Tired of boring announcements that nobody listens to or ecologically destructive printed hand-outs? StarTech has a better idea with its Digital Sign Broadcaster and Receiver, which can put all sorts of announcements onto screens in hallways, cafeterias and other open spaces. The DS128 sells for $600 and can send high quality video and stereo audio from a standard Ethernet cable to as many as 9 separate screens. It requires the $400 DSRXL receiver and the system comes with Java-based software that lets an administrator monitor each screen.
One of the hardest things that the digital classroom requires is getting what’s on the teacher’s screen to a projector or large display so the entire class can see. Without rewiring old buildings, which can cost as much as installing a new projector, means cables hanging all over the place. HP’s Wireless TV Connect has a way of sending the PC’s output to a high-definition screen without wires. It doesn’t require loading any software, but the desktop PC or notebook needs to have an HDMI port for the audio and video as well as an unused USB connection for power. The computer’s USB port and hang it on the back with the included clip and the audio and video are streamed to the TV or projector. There’s a slight delay, but it works quite well, although it’s limited to a range of about 10-feet.
For many all the possible classroom connections are enough to drive a normally sane teacher crazy. Altinex’s CP451-008 Wireless Touchscreen Controller can make sense of it all with the ability to control a dozen different audio-visual devices, all by touching the 8.4-inch color screen. Because it’s wireless, there are no clunky cables to deal with and the teacher can roam the classroom with it in hand. It comes with AVSnap software for integrating an entire classroom’s digital equipment.
When teaching a difficult subject there’s nothing like a well-made short film to bring it all together. ePals and SnagFilms are teaming up to put non-fiction titles in front of school students. Called eFilms, the service has movies on a variety of subjects from a look at Incan tombs to a history of the Wright Brothers. The service is free, the flicks can be shown full-screen and there are ads on and around the player. So far, there aren’t many videos available, but the catalog will grow as the venture gets started.

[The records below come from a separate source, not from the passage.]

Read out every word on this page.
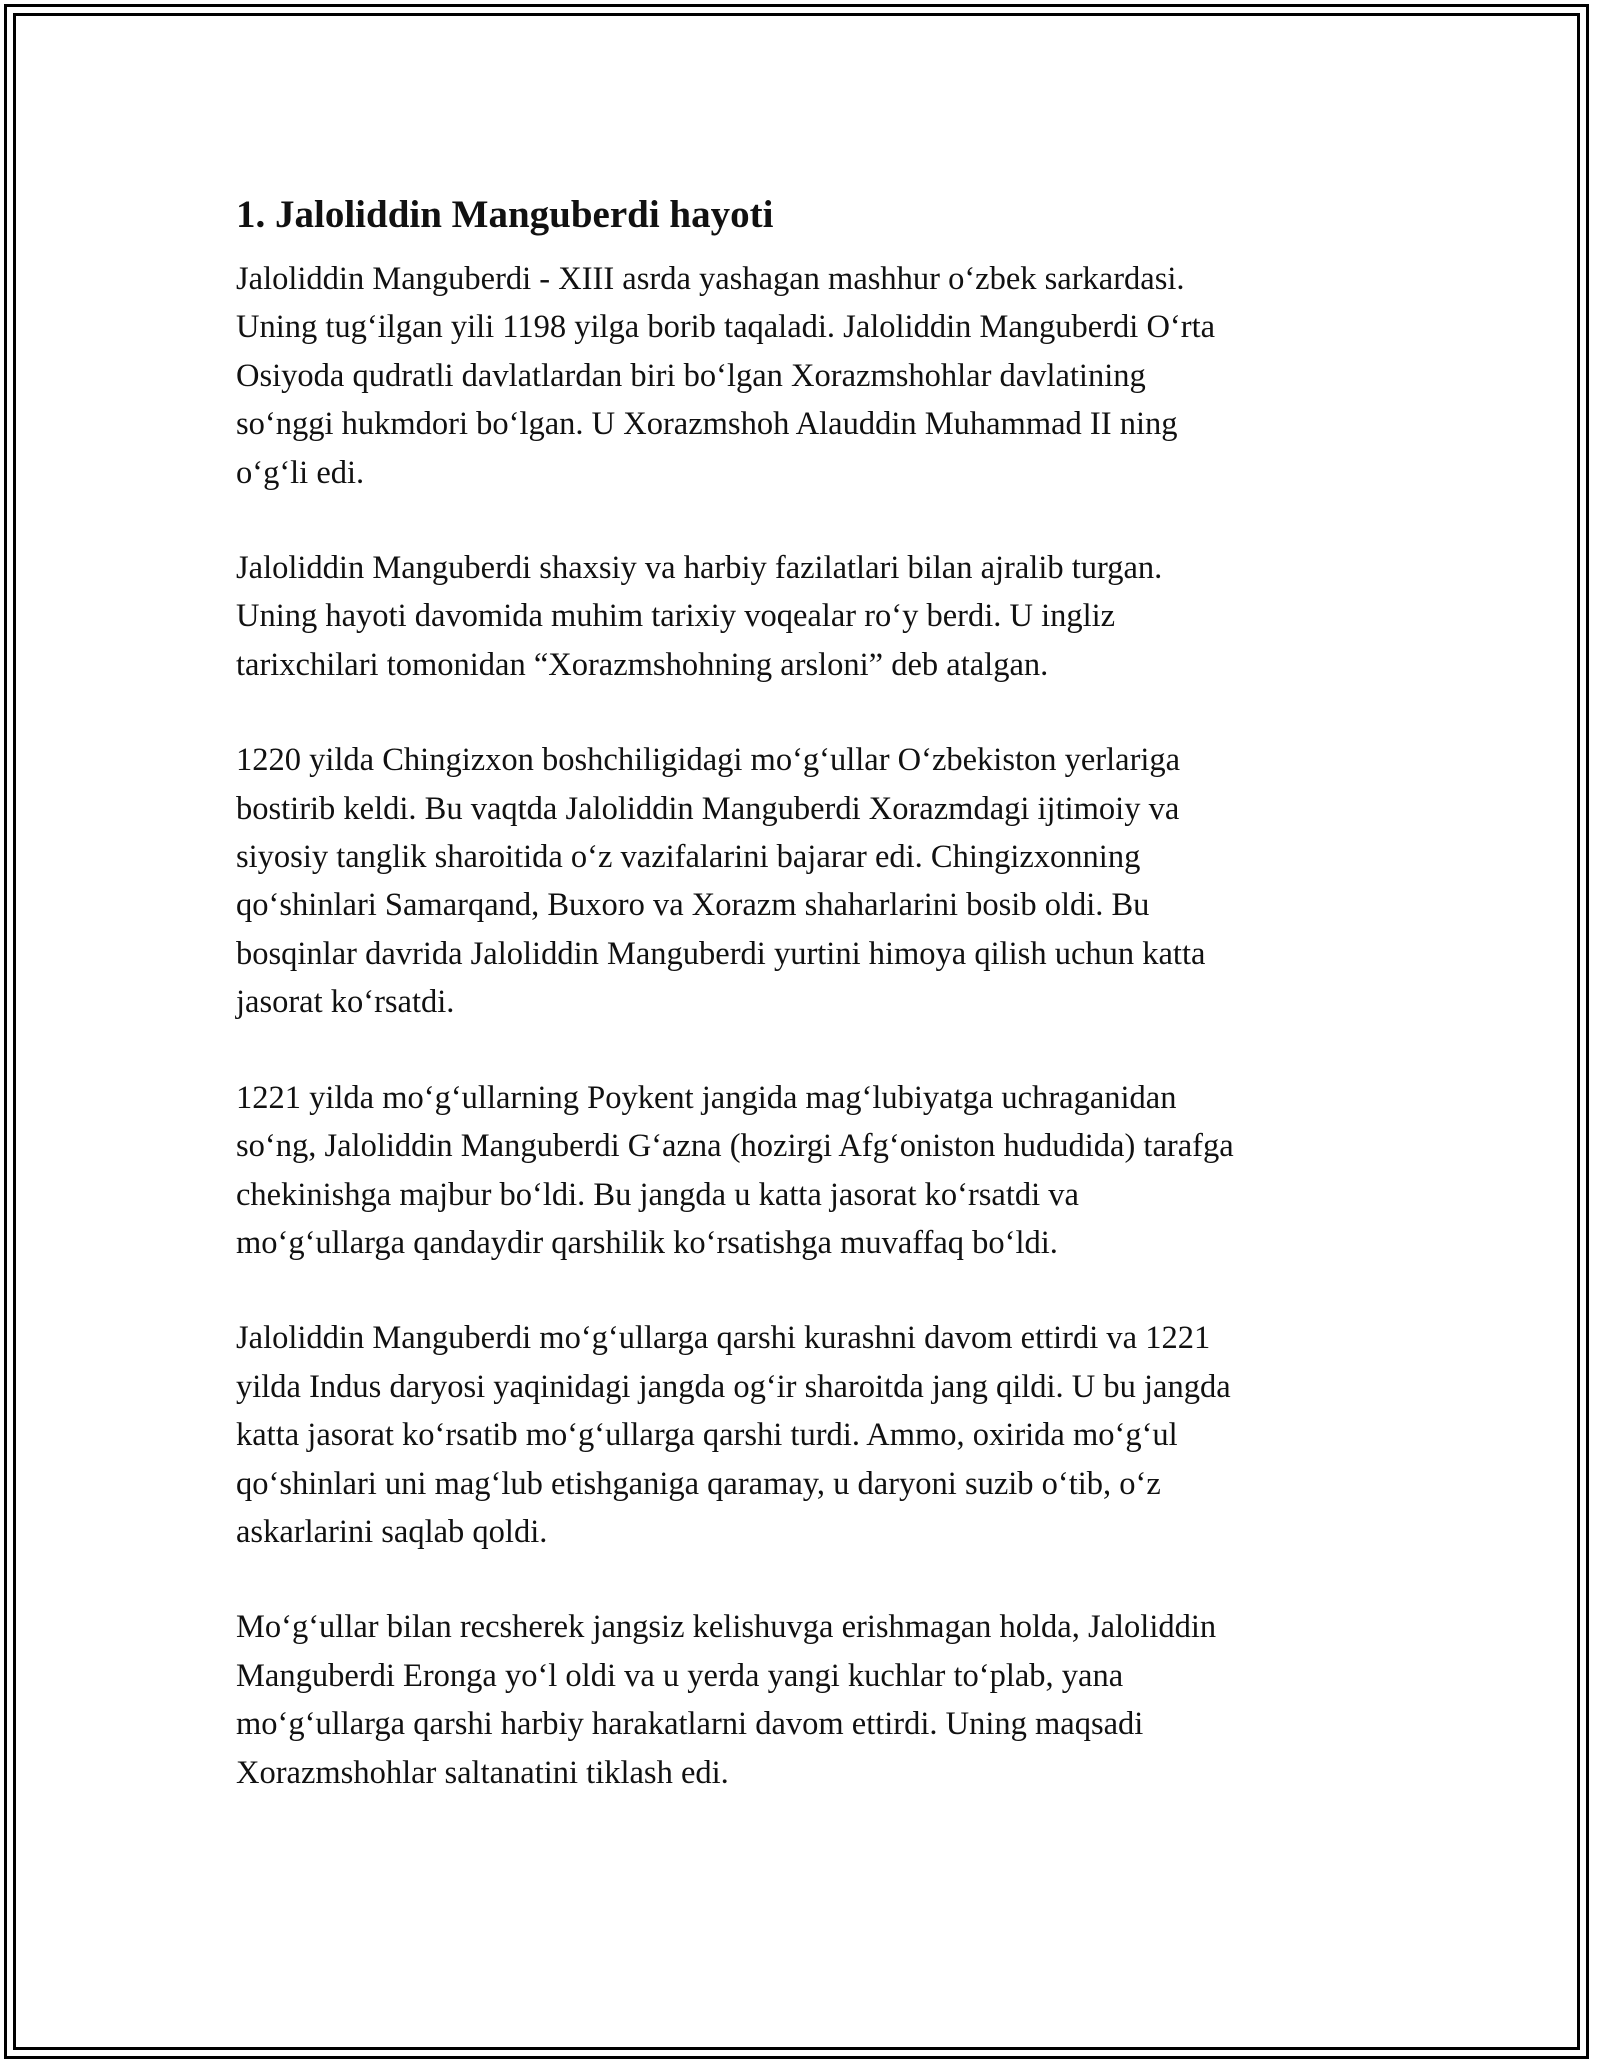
1. Jaloliddin Manguberdi hayoti
Jaloliddin Manguberdi - XIII asrda yashagan mashhur o‘zbek sarkardasi.
Uning tug‘ilgan yili 1198 yilga borib taqaladi. Jaloliddin Manguberdi O‘rta
Osiyoda qudratli davlatlardan biri bo‘lgan Xorazmshohlar davlatining
so‘nggi hukmdori bo‘lgan. U Xorazmshoh Alauddin Muhammad II ning
o‘g‘li edi.
Jaloliddin Manguberdi shaxsiy va harbiy fazilatlari bilan ajralib turgan.
Uning hayoti davomida muhim tarixiy voqealar ro‘y berdi. U ingliz
tarixchilari tomonidan “Xorazmshohning arsloni” deb atalgan.
1220 yilda Chingizxon boshchiligidagi mo‘g‘ullar O‘zbekiston yerlariga
bostirib keldi. Bu vaqtda Jaloliddin Manguberdi Xorazmdagi ijtimoiy va
siyosiy tanglik sharoitida o‘z vazifalarini bajarar edi. Chingizxonning
qo‘shinlari Samarqand, Buxoro va Xorazm shaharlarini bosib oldi. Bu
bosqinlar davrida Jaloliddin Manguberdi yurtini himoya qilish uchun katta
jasorat ko‘rsatdi.
1221 yilda mo‘g‘ullarning Poykent jangida mag‘lubiyatga uchraganidan
so‘ng, Jaloliddin Manguberdi G‘azna (hozirgi Afg‘oniston hududida) tarafga
chekinishga majbur bo‘ldi. Bu jangda u katta jasorat ko‘rsatdi va
mo‘g‘ullarga qandaydir qarshilik ko‘rsatishga muvaffaq bo‘ldi.
Jaloliddin Manguberdi mo‘g‘ullarga qarshi kurashni davom ettirdi va 1221
yilda Indus daryosi yaqinidagi jangda og‘ir sharoitda jang qildi. U bu jangda
katta jasorat ko‘rsatib mo‘g‘ullarga qarshi turdi. Ammo, oxirida mo‘g‘ul
qo‘shinlari uni mag‘lub etishganiga qaramay, u daryoni suzib o‘tib, o‘z
askarlarini saqlab qoldi.
Mo‘g‘ullar bilan recsherek jangsiz kelishuvga erishmagan holda, Jaloliddin
Manguberdi Eronga yo‘l oldi va u yerda yangi kuchlar to‘plab, yana
mo‘g‘ullarga qarshi harbiy harakatlarni davom ettirdi. Uning maqsadi
Xorazmshohlar saltanatini tiklash edi.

Finding appropriate resources to engage elementary school children in scientific inquiry can be a challenge. Enter Discovery Education Science for Elementary, the new digital service from the creators of Discovery Education streaming that is basically an extension of Discovery Education Science for Middle School, launched in 2007. The service is organized into four areas: Learn, Explore, Demonstrate, and Extend. This provides a well-rounded approach to elementary science, giving students and teachers plenty of opportunities to understand tricky concepts using a variety of tools.